将两个double []数组合并为double [,]

时间:2013-09-11 07:42:42

标签: c# linq

我经常有两个数组需要组合成一个矩阵(相同的长度和类型)。我想知道是否有一种更优雅的linq方式:

var result = new double[dt.Count, 2];

for (int i = 0; i < dt.Count; i++)
{
    result[i, 0] = dts[i];
    result[i, 1] = dt[i];
}

我试过

var result = dts.zip(dt, (a,b) => new{a,b})

var result = dts.Concat(dt).ToArray()

但是我想做什么......

6 个答案:

答案 0 :(得分:2)

框架中没有任何内容,但如果这是您需要做的事情,您可以轻松地为此定义自己的类似linq的扩展方法:

public static class Ex
{
    public static T[,] To2DArray<T>(this T[] left, T[] right)
    {
        if (left == null) throw new ArgumentNullException("left");
        if (right == null) throw new ArgumentNullException("right");
        if (left.Length != right.Length) throw new ArgumentException("input arrays should have the same length");

        var result = new T[left.Length, 2];

        for (int i = 0; i < left.Length; i++)
        {
            result[i, 0] = right[i];
            result[i, 1] = left[i];
        }

        return result;
    }
}

使用方法如下:

var combined = left.To2DArray(right);
编辑:重新审视这个答案,我意识到有一个更通用的解决方案。像这样:

public static class ArrayConvert
{
    public static T[,] To2DArray<T>(params T[][] arrays)
    {
        if (arrays == null) throw new ArgumentNullException("arrays");
        foreach (var a in arrays)
        {
            if (a == null) throw new ArgumentException("can not contain null arrays");
            if (a.Length != arrays[0].Length) throw new ArgumentException("input arrays should have the same length");
        }

        var height = arrays.Length;
        var width = arrays[0].Length;

        var result = new T[width, height];

        for (int i = 0; i < height; i++) 
            for (int j = 0; j < width; j++)
        {
            result[i, j] = arrays[i][j];
        }

        return result;
    }
}

然后可以按如下方式使用:

var convertedArray = ArrayConvert.To2DArray(new[]{1,2,3}, new[]{4,5,6});

答案 1 :(得分:1)

好然后使用这个

class Program {
    static void Main(string[] args) {

        double[,] x = { { 1, 2, 3 }, { 4, 5, 6 } };
        double[,] y = { { 7, 8, 9 }, { 10, 11, 12 } };

        var xy = new StitchMatrix<int>(x, y);

        Console.WriteLine("0,0=" + xy[0, 0]); // 1
        Console.WriteLine("1,1=" + xy[1, 1]); // 5
        Console.WriteLine("1,2=" + xy[1, 2]); // 6
        Console.WriteLine("2,2=" + xy[2, 2]); // 9
        Console.WriteLine("3,2=" + xy[3, 2]); // 12
    }
}

class StitchMatrix<T> {
    private T[][,] _matrices;
    private double[] _lengths;

    public StitchMatrix(params T[][,] matrices) {
        // TODO: check they're all same size          
        _matrices = matrices;

        // call uperbound once for speed
        _lengths = _matrices.Select(m => m.GetUpperBound(0)).ToArray();
    }

    public T this[double x, double y] {
        get {
            // find the right matrix
            double iMatrix = 0;
            while (_lengths[iMatrix] < x) {
                x -= (_lengths[iMatrix] + 1);
                iMatrix++;
            }
            // return value at cell
            return _matrices[iMatrix][x, y];
        }
    }
}

答案 2 :(得分:1)

这是另一种解决方案。
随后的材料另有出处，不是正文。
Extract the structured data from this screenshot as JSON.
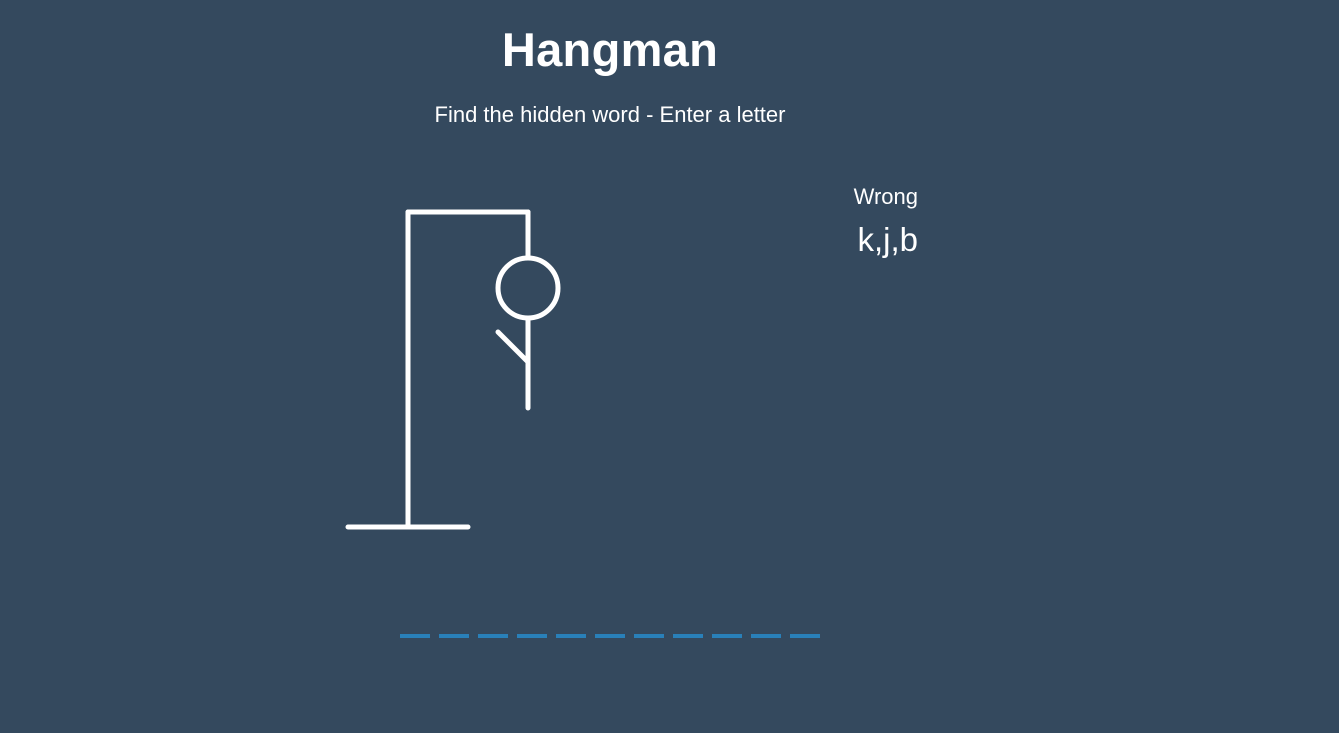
{
  "game": {
    "title": "Hangman",
    "instructions": "Find the hidden word - Enter a letter",
    "wrong_label": "Wrong",
    "wrong_letters_display": "k,j,b",
    "wrong_letters": [
      "k",
      "j",
      "b"
    ],
    "word_length": 11,
    "revealed_letters": [
      "",
      "",
      "",
      "",
      "",
      "",
      "",
      "",
      "",
      "",
      ""
    ],
    "visible_body_parts": [
      "head",
      "body",
      "left-arm"
    ]
  },
  "colors": {
    "background": "#34495e",
    "foreground": "#ffffff",
    "slot_accent": "#2980b9"
  }
}
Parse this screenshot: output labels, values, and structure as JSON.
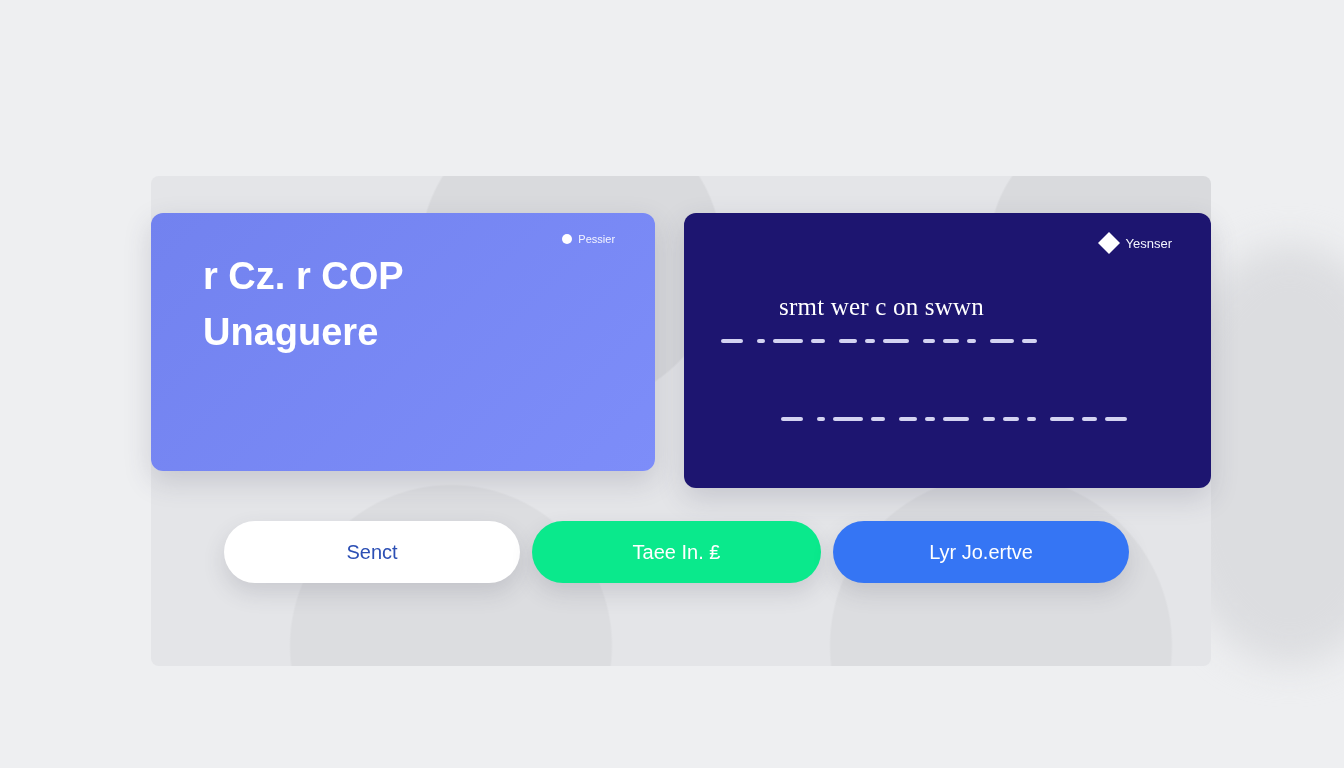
{
  "cards": [
    {
      "kind": "light",
      "badge": "Pessier",
      "title_lines": [
        "r Cz. r COP",
        "Unaguere"
      ]
    },
    {
      "kind": "dark",
      "badge": "Yesnser",
      "title_lines": [
        "srmt wer c on swwn"
      ]
    }
  ],
  "buttons": [
    {
      "kind": "outline",
      "label": "Senct"
    },
    {
      "kind": "success",
      "label": "Taee In. ₤"
    },
    {
      "kind": "primary",
      "label": "Lyr Jo.ertve"
    }
  ]
}
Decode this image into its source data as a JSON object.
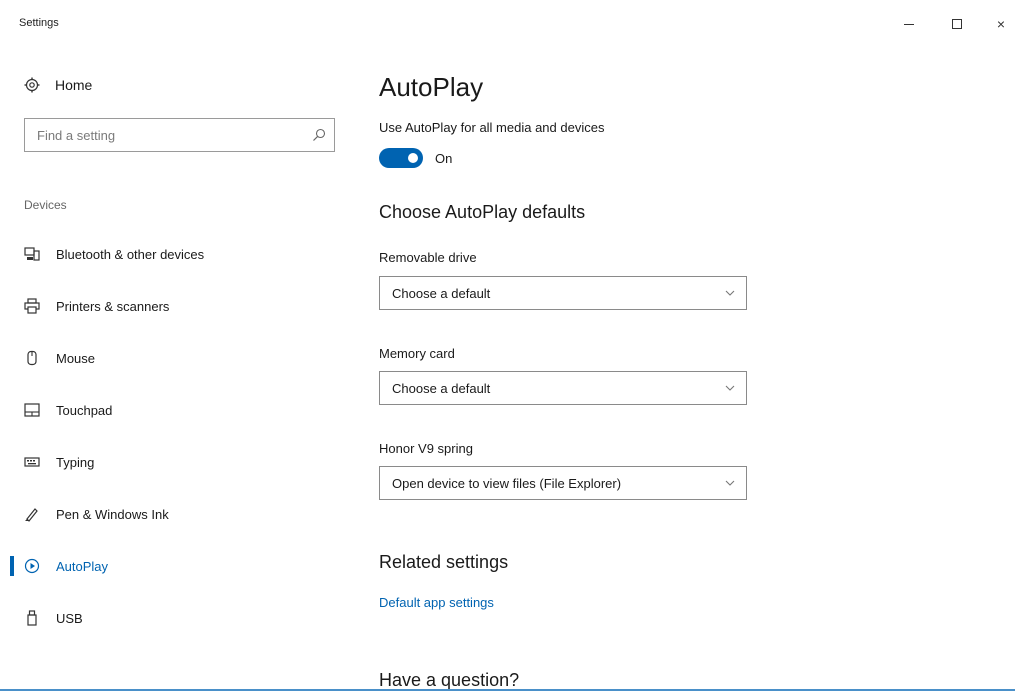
{
  "window": {
    "title": "Settings",
    "minimize_label": "",
    "maximize_label": "",
    "close_label": "×"
  },
  "sidebar": {
    "home_label": "Home",
    "search_placeholder": "Find a setting",
    "section_label": "Devices",
    "items": [
      {
        "label": "Bluetooth & other devices",
        "icon": "bluetooth-devices-icon",
        "active": false
      },
      {
        "label": "Printers & scanners",
        "icon": "printer-icon",
        "active": false
      },
      {
        "label": "Mouse",
        "icon": "mouse-icon",
        "active": false
      },
      {
        "label": "Touchpad",
        "icon": "touchpad-icon",
        "active": false
      },
      {
        "label": "Typing",
        "icon": "keyboard-icon",
        "active": false
      },
      {
        "label": "Pen & Windows Ink",
        "icon": "pen-icon",
        "active": false
      },
      {
        "label": "AutoPlay",
        "icon": "autoplay-icon",
        "active": true
      },
      {
        "label": "USB",
        "icon": "usb-icon",
        "active": false
      }
    ]
  },
  "main": {
    "title": "AutoPlay",
    "toggle": {
      "label": "Use AutoPlay for all media and devices",
      "state_label": "On",
      "on": true
    },
    "defaults_heading": "Choose AutoPlay defaults",
    "fields": [
      {
        "label": "Removable drive",
        "value": "Choose a default"
      },
      {
        "label": "Memory card",
        "value": "Choose a default"
      },
      {
        "label": "Honor V9 spring",
        "value": "Open device to view files (File Explorer)"
      }
    ],
    "related_heading": "Related settings",
    "related_link": "Default app settings",
    "question_heading": "Have a question?"
  },
  "colors": {
    "accent": "#0063b1",
    "background": "#ffffff",
    "border": "#8a8a8a"
  }
}
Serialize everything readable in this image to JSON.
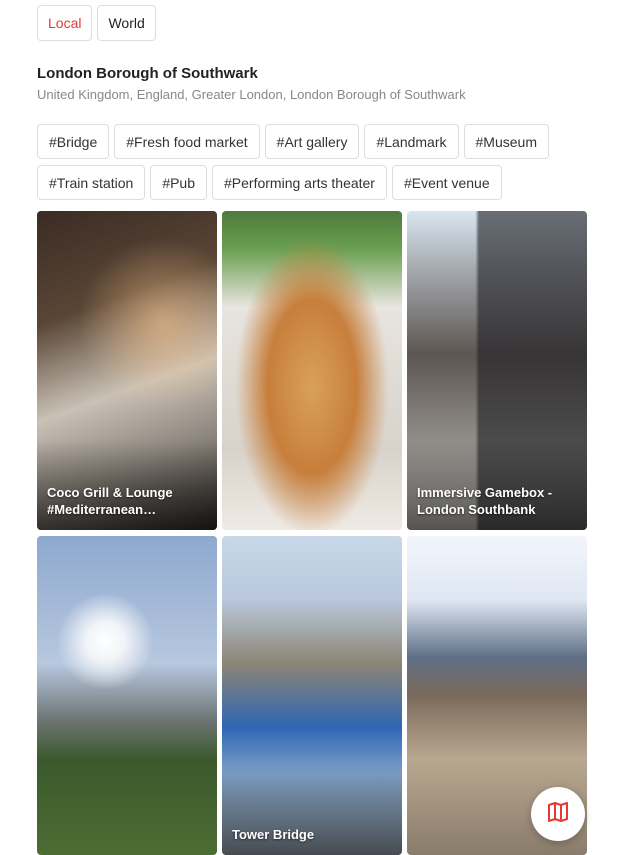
{
  "tabs": [
    {
      "label": "Local",
      "active": true
    },
    {
      "label": "World",
      "active": false
    }
  ],
  "place": {
    "title": "London Borough of Southwark",
    "path": "United Kingdom, England, Greater London, London Borough of Southwark"
  },
  "tags": [
    "#Bridge",
    "#Fresh food market",
    "#Art gallery",
    "#Landmark",
    "#Museum",
    "#Train station",
    "#Pub",
    "#Performing arts theater",
    "#Event venue"
  ],
  "cards": [
    {
      "caption": "Coco Grill & Lounge\n#Mediterranean…"
    },
    {
      "caption": ""
    },
    {
      "caption": "Immersive Gamebox -\nLondon Southbank"
    },
    {
      "caption": ""
    },
    {
      "caption": "Tower Bridge"
    },
    {
      "caption": ""
    }
  ],
  "colors": {
    "accent": "#e53935",
    "border": "#dddddd",
    "muted_text": "#888888"
  },
  "icons": {
    "map_button": "map-icon"
  }
}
我“准备”LINQ处理的输入。不确定这是否优雅,但它是LINQ:

        // the input
        double[] dts = { 1, 2, 3, 4, 5 };
        double[] dt = { 10, 20, 30, 40, 50 };

        // list of lists, for iterating the input with LINQ
        double[][] combined = { dts, dt };

        var indexes = Enumerable.Range(0, dt.Length);
        var subIndexes = Enumerable.Range(0, 2);

        // the output
        var result = new double[dt.Length, 2];


        var sss = from i in indexes
                  from j in subIndexes
                  select result[i, j] = combined[j][i];

        // just to activate the LINQ iterator 
        sss.ToList();

答案 3 :(得分:0)

我建议不要直接在LINQ中这样做。您可以编写一个通用方法来为您完成,例如:

    public static T[,] To2DArray<T>(this T[][] arr)
    {
        if (arr.Length == 0)
        {
            return new T[,]{};
        }

        int standardLength = arr[0].Length;

        foreach (var x in arr)
        {
            if (x.Length != standardLength)
            {
                throw new ArgumentException("Arrays must have all the same length");
            }
        }

        T[,] solution = new T[arr.Length, standardLength];
        for (int i = 0; i < arr.Length; i++)
        {
            for (int j = 0; j < standardLength; j++)
            {
                solution[i, j] = arr[i][j];
            }
        }
        return solution;
    }

答案 4 :(得分:0)

我知道这不是问题,但最优雅的答案是使用f#:

let combinearrays (arr1:array<'a>) (arr2:array<'a>) = 
    let rws = arr1|> Array.length
    Array2D.init rws 2 (fun i j -> match j with |0 -> arr1.[i] |1 -> arr2.[i]) 

来自John see here

答案 5 :(得分:0)

这是解决方案在一个2D阵列中转换两个1d阵列,我自己开发它。

(from a1 in array1.Select((n,index)=>new{Index=index,c1=n}).ToList() 
 join a2 in array2.Select((n,index)=>new {Index=index,c2=n}).ToList() on a1.Index equals a2.Index 
select new  {c1,c2}
).ToArray()